Canadian high school sports teams are awash with white privilege and racism. At least, that’s the conclusion made by a team of academics in a paper published to the Sports Coaching Review.
Researchers from the University of Ottawa, University of Manitoba, Université du Québec, Brock University and University of New Hampshire published their findings based on a survey of 463 high school coaches who self-identified as white.
Their findings were published in a paper titled “White privilege in Canadian high school sport: investigating white coaches’ perspectives on social justice issues.”
“Sport constitutes an important setting in which to study whiteness given ongoing issues related to power, privilege, and oppression,” write the authors.
“Results showed how coaches who had a greater awareness of white privilege in society had more favourable attitudes towards social justice, higher importance attributed to climate change issues, greater awareness of prejudicial attitudes against the LGBT community, and a higher propensity to engage in antiracist behaviours.”

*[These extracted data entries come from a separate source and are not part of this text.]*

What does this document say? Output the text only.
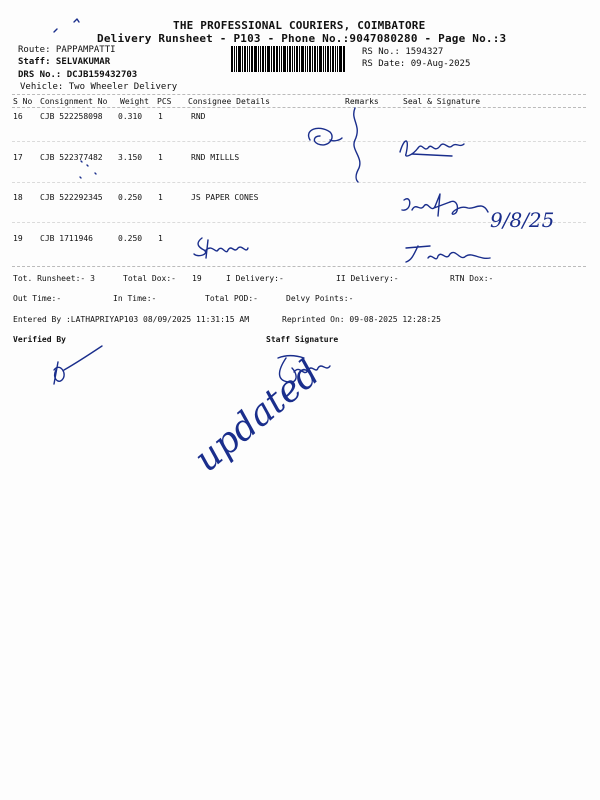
THE PROFESSIONAL COURIERS, COIMBATORE
Delivery Runsheet - P103 - Phone No.:9047080280 - Page No.:3
Route: PAPPAMPATTI
Staff: SELVAKUMAR
DRS No.: DCJB159432703
Vehicle: Two Wheeler Delivery
RS No.: 1594327
RS Date: 09-Aug-2025
S No Consignment No Weight PCS Consignee Details	Remarks	Seal & Signature
16 CJB 522258098 0.310 1	RND
17 CJB 522377482 3.150 1	RND MILLLS
18 CJB 522292345 0.250 1	JS PAPER CONES
19 CJB 1711946	0.250 1
Tot. Runsheet:- 3	Total Dox:- 19	I Delivery:-	II Delivery:-	RTN Dox:-
Out Time:-	In Time:-	Total POD:-	Delvy Points:-
Entered By :LATHAPRIYAP103 08/09/2025 11:31:15 AM	Reprinted On: 09-08-2025 12:28:25
Verified By	Staff Signature
9/8/25
updated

Based on the ideological work of “critical whiteness studies” academics like Robin DiAngelo, who believes that caucasian people suffer from “white neurosis” and advances the idea that “raising white children to be white is a form of child abuse” in her books, the authors claim that refusing to see race in coaching maintains socially unjust worldviews.
“White coaches have also been shown to disregard racial/cultural issues and adopt functionalist and normative approaches to coaching that help maintain the socially unjust status quo,” the paper argues.
“While white coaches experience many privileges, crucially, non-white coaches experience many forms of oppression,” it continues.
“Given the important role coaches play in athlete development, it is crucial to explore the implications of white privilege, whiteness and social justice in sport coaching.”
According to the authors, Canadian high school sports teams exhibit white supremacy because the term “does not exclusively refer to an extreme position of discrimination and dominance; it also refers to the foundations that allow for racial privilege and racism to permeate all aspects of society.”
The study then concludes that the right approach is to educate coaches to learn the “unearned advantages of white privilege.”
“In sport, getting white coaches with a known disregard for racial issues to become more aware of white privilege may serve as an important stepping stone in developing greater awareness of other key social issues related to gender, sexuality and the environment.”
“Results suggest that initiatives to get coaches to be more aware of white privilege are needed if the entanglement of race, gender, sexuality, disability, and environmental issues are to be legitimately addressed in sport.”